Amphibious Trilogies

Liquid trilogies 

Our three core themes – ISLAND, POND and PASSAGE – allow us to work with the notion of trilogies and heterogeneously. However these trilogies are each amphibious in their own ways. They are not just medium specific as Rosalind Krauss (1979) has contributed to art discourses, but they are what we see as ‘medium fluid’. This is a matter of amphibiousness.

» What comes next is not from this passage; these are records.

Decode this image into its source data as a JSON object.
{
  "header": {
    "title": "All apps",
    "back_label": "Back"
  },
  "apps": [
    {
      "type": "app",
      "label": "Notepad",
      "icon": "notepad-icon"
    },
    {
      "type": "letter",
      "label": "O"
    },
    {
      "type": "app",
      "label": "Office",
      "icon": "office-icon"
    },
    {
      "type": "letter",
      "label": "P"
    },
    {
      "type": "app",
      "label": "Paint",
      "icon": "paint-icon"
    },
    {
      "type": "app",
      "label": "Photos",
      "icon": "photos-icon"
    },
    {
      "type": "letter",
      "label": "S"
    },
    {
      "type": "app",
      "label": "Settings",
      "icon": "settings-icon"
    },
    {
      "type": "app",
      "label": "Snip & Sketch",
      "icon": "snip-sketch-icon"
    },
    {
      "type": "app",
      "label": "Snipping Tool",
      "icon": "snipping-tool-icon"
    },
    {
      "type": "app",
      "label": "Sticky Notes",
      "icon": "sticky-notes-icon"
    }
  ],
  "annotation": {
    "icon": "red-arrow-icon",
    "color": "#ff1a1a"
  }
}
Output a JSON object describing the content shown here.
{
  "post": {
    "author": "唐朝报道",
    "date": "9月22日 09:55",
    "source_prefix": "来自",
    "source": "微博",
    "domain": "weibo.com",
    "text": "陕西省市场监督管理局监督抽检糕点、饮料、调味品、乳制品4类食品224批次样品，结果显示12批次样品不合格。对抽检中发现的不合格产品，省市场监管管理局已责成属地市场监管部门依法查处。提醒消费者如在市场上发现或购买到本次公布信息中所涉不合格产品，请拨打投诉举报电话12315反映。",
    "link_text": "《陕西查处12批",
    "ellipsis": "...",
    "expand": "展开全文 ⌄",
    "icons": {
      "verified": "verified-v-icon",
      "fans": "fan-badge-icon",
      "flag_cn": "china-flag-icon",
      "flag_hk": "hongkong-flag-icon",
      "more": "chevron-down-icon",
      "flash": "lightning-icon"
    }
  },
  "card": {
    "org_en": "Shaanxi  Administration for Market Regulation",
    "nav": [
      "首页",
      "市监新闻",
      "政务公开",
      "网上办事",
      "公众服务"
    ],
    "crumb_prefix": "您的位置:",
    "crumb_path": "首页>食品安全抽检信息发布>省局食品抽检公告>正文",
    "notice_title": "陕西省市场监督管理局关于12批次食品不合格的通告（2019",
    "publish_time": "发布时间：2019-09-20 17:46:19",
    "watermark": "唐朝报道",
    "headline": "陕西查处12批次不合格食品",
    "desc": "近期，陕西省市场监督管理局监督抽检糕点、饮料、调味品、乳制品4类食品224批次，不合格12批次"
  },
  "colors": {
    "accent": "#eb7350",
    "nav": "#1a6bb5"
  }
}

As this website indicates, linked and tagged and dynamic in their being able to be moved, concerning movement, textured by content and styles of writing and imaging. The trilogies are dynamic and they are a dynamo. They are also thus a fluid medium one might say. The trilogies  are materialised through their engaged reading and the relations that they may suggest, link or question, but they are excessive in a Baroque sense of being more than their elements (Morrison, 2017) by way of being  reconfigured by readers’ hypertextual self-patternings, as they enact their own senses of islands, ponds and passages in their becoming.

A Deleuzean amphibiousness, one might float, a floating variant of practising with Deleuze (Attiwell et al., 2017). Practicing as research and practising extended choreography afloat, amphibiously aware and amphibiously suspended between action and reflection, shifting states and contexts, conditions and systems, discursive and mediated, embodied and imagined. Rosalind Krauss’ thoughts on the post-medium condition aboard a vessel in the north sea (Krauss, 2000). 

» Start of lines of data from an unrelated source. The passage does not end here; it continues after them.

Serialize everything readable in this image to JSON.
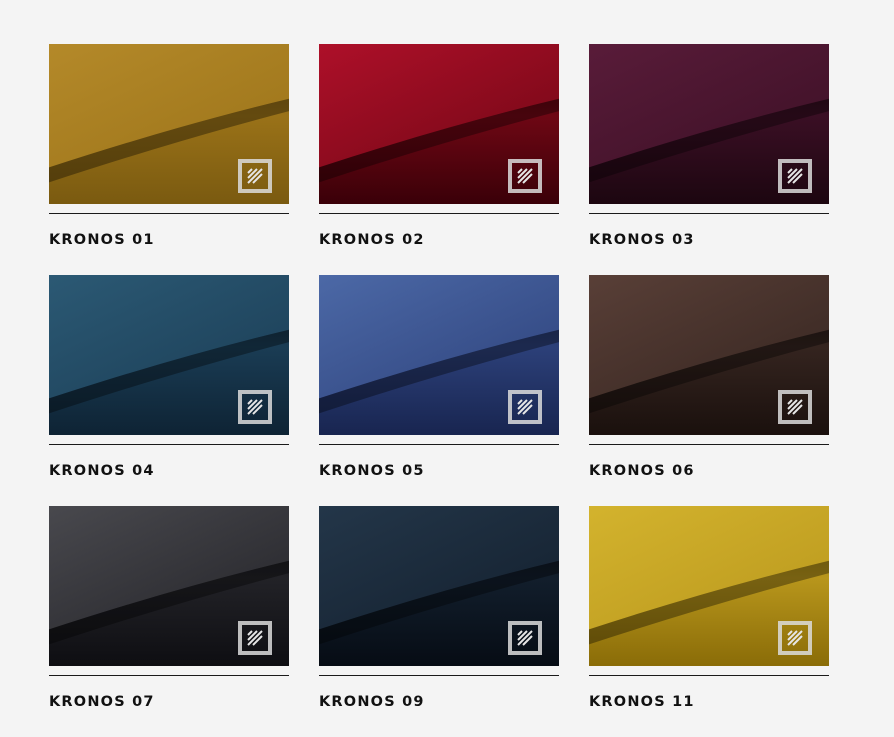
{
  "swatches": [
    {
      "name": "KRONOS 01",
      "color_light": "#b58a2a",
      "color_dark": "#7a5a10",
      "color_mid": "#9a7218",
      "badge_icon": "fabric-logo-icon"
    },
    {
      "name": "KRONOS 02",
      "color_light": "#b0102a",
      "color_dark": "#3a0008",
      "color_mid": "#6e0714",
      "badge_icon": "fabric-logo-icon"
    },
    {
      "name": "KRONOS 03",
      "color_light": "#5a1c3a",
      "color_dark": "#1c0610",
      "color_mid": "#3a0f24",
      "badge_icon": "fabric-logo-icon"
    },
    {
      "name": "KRONOS 04",
      "color_light": "#2c5a75",
      "color_dark": "#0e2334",
      "color_mid": "#1a3c54",
      "badge_icon": "fabric-logo-icon"
    },
    {
      "name": "KRONOS 05",
      "color_light": "#4d6aa8",
      "color_dark": "#182550",
      "color_mid": "#2c4079",
      "badge_icon": "fabric-logo-icon"
    },
    {
      "name": "KRONOS 06",
      "color_light": "#5a4038",
      "color_dark": "#1a100d",
      "color_mid": "#34241f",
      "badge_icon": "fabric-logo-icon"
    },
    {
      "name": "KRONOS 07",
      "color_light": "#4a4a4f",
      "color_dark": "#0e0e12",
      "color_mid": "#222227",
      "badge_icon": "fabric-logo-icon"
    },
    {
      "name": "KRONOS 09",
      "color_light": "#24374a",
      "color_dark": "#060c14",
      "color_mid": "#121e2c",
      "badge_icon": "fabric-logo-icon"
    },
    {
      "name": "KRONOS 11",
      "color_light": "#d4b42e",
      "color_dark": "#8a6c08",
      "color_mid": "#b8961c",
      "badge_icon": "fabric-logo-icon"
    }
  ]
}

What might they leave in their wake one may also ask? Neal White (2014: 195) writes that

For artists engaged in experimental epistemic practices the social is a temporal yet material component of these experiments that, in fact, allows a small research-based organisation to sustain themselves through engagement with audiences at all levels, across different kinds of time, moving, to use a technical analogy, from the synchronous to the asynchronous. These blended digital and physical environments use temporalities and social forms to allow dialogues between disciplines and fields of research across territories, creating new knowledge in their wake.

. . . . . . . . . .

Krauss, R. (1979). ‘Sculpture in the expanded field’. October, 8(Spring): 30-44.

Krauss, R. (2000). A Voyage on the North Sea. Art in the age of the post-medium condition. London: Thames and Hudson.

Morrison, A. (2017). ‘Design-Baroque-Futures’. 2nd International Conference on Anticipation. 8-10 November. London: University of London.

White, N. (2013). ‘Epistemic events’. In Schwab. M. (Ed.). Experimental Systems and Future Knowledge in Artistic Research. Leuven: Leuven University Press.